おそらく、二人の使う結界は、地球に伝わるものより高性能なのだろう。
「のう、出雲桃太。もし其方が妾に接吻してくれるなら、手取り足取り指南してやろう。実は、教師プレイというものに憧れていたからな」
伊吹賈南を名乗る少女は、長い黒髪の隙間、赤い瞳を輝かせながら桃太を見上げ、両手で肩を抱きよせながら、胸へとしなだれかかった。
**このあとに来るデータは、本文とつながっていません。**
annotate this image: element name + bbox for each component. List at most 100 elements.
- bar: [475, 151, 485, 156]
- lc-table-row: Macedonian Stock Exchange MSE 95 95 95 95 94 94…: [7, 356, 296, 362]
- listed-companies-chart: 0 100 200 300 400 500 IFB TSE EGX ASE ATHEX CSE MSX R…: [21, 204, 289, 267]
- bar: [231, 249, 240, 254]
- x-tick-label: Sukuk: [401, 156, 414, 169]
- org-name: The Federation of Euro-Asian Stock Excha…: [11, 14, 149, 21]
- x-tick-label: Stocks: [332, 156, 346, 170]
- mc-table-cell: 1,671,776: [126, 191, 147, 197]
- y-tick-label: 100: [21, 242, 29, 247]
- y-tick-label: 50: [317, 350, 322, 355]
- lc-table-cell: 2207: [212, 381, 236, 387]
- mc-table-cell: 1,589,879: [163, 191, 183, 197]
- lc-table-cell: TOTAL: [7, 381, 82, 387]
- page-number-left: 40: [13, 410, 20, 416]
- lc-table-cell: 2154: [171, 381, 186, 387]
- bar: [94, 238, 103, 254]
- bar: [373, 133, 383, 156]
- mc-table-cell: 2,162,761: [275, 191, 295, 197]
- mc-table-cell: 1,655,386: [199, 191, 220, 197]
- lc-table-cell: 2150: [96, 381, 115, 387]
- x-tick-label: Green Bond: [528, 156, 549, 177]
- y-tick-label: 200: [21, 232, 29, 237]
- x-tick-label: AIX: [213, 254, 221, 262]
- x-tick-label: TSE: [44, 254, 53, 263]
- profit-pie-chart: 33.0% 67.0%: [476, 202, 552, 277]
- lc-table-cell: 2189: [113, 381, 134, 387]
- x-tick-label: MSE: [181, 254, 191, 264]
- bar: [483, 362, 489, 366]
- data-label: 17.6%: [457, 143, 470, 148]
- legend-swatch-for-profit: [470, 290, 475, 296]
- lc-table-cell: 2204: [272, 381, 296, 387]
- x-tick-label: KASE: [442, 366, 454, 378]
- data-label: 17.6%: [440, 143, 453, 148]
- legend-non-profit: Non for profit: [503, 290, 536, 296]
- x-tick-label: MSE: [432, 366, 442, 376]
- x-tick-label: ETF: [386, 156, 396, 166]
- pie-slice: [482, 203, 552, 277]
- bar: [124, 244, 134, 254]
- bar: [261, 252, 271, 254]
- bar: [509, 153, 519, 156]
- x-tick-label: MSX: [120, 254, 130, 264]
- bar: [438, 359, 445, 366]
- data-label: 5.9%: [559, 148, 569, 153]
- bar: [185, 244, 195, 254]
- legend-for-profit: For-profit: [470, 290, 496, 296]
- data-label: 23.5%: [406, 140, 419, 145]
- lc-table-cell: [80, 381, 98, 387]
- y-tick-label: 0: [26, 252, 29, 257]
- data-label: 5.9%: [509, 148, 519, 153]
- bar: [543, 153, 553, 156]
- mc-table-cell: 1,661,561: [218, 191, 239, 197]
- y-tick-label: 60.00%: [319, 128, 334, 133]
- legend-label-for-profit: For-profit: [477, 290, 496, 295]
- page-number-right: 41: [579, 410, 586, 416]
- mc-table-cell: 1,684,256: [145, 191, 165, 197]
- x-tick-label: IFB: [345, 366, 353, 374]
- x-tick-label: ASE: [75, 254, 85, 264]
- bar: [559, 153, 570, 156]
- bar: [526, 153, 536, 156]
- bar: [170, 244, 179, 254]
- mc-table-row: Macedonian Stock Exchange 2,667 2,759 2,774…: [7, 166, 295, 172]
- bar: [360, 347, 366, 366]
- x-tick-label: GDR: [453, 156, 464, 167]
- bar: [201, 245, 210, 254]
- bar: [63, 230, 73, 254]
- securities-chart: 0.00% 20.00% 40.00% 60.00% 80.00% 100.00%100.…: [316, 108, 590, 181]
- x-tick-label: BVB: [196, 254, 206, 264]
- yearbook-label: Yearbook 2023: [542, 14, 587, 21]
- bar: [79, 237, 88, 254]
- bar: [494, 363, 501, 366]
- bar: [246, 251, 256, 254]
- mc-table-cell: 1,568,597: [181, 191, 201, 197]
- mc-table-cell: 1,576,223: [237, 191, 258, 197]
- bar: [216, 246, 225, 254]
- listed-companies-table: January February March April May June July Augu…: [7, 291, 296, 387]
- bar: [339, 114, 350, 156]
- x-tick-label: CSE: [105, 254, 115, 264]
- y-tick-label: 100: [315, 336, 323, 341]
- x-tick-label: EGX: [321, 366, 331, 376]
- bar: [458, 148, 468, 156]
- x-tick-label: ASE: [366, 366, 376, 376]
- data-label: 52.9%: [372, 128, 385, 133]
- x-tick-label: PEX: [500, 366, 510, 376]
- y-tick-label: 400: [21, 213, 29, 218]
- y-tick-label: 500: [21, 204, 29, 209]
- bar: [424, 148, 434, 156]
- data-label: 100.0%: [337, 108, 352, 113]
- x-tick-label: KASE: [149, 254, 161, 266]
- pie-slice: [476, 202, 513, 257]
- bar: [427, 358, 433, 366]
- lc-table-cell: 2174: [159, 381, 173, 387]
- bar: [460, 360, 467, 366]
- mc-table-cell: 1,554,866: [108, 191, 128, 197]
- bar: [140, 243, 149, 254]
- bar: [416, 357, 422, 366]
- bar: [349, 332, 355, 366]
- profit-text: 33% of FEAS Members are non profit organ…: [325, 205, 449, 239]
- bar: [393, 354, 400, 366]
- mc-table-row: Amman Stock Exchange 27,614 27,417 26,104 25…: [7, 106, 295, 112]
「そういうエッチな動画にありそうな遊びは、孝恵校長とやってください」
桃太はどうにか賈南を引き離そうとするものの、肩に伸びた腕は細く華奢にも関わらず、まるで万力に締め上げられたようにびくとも動かない。
「出雲桃太よ、其方にとっても悪い話ではないだろう?」
「……ふうん。人妻ストーカー八岐大蛇って、嫌な属性たっぷりね、ヘビ女。おばちゃんが言うのもなんだけど、力任せに誘惑しようだなんて、いい年して恥ずかしくないの?」
無理やり行為に及ぼうとした賈南の腕を、横から伸びた手がつねりあげた。
「うぎゃ!!」
「え、紗雨ちゃん?」
桃太は一瞬、隣にいる少女が建速紗雨だと認識できなかった。
紗雨は、紺色のブレザーを着ていたはずなのに、いつのまにか白い着物に緋袴という巫女服に変わっていたからだ。
「だ、誰がいい年だって? 太古の荒御魂め。小娘に憑いているお前が言うのか? イタイイタイ、離せバカ」
「好きで憑いたわけじゃない。スセリちゃん、いえ、紗雨ちゃんがこうなったのも、元はといえば貴方達のせいでしょうに。おばちゃん、クマ国で起きた一〇年前の惨劇のこと、絶対に許さないわ」
桃太は、目の前の光景が信じられなかった。
紗雨の変化は衣装だけにとどまらない。青かったはずの彼女の左目が真っ赤に輝き、年相応に慎ましい胸とお尻が、目に見えて大きくなっていたからだ。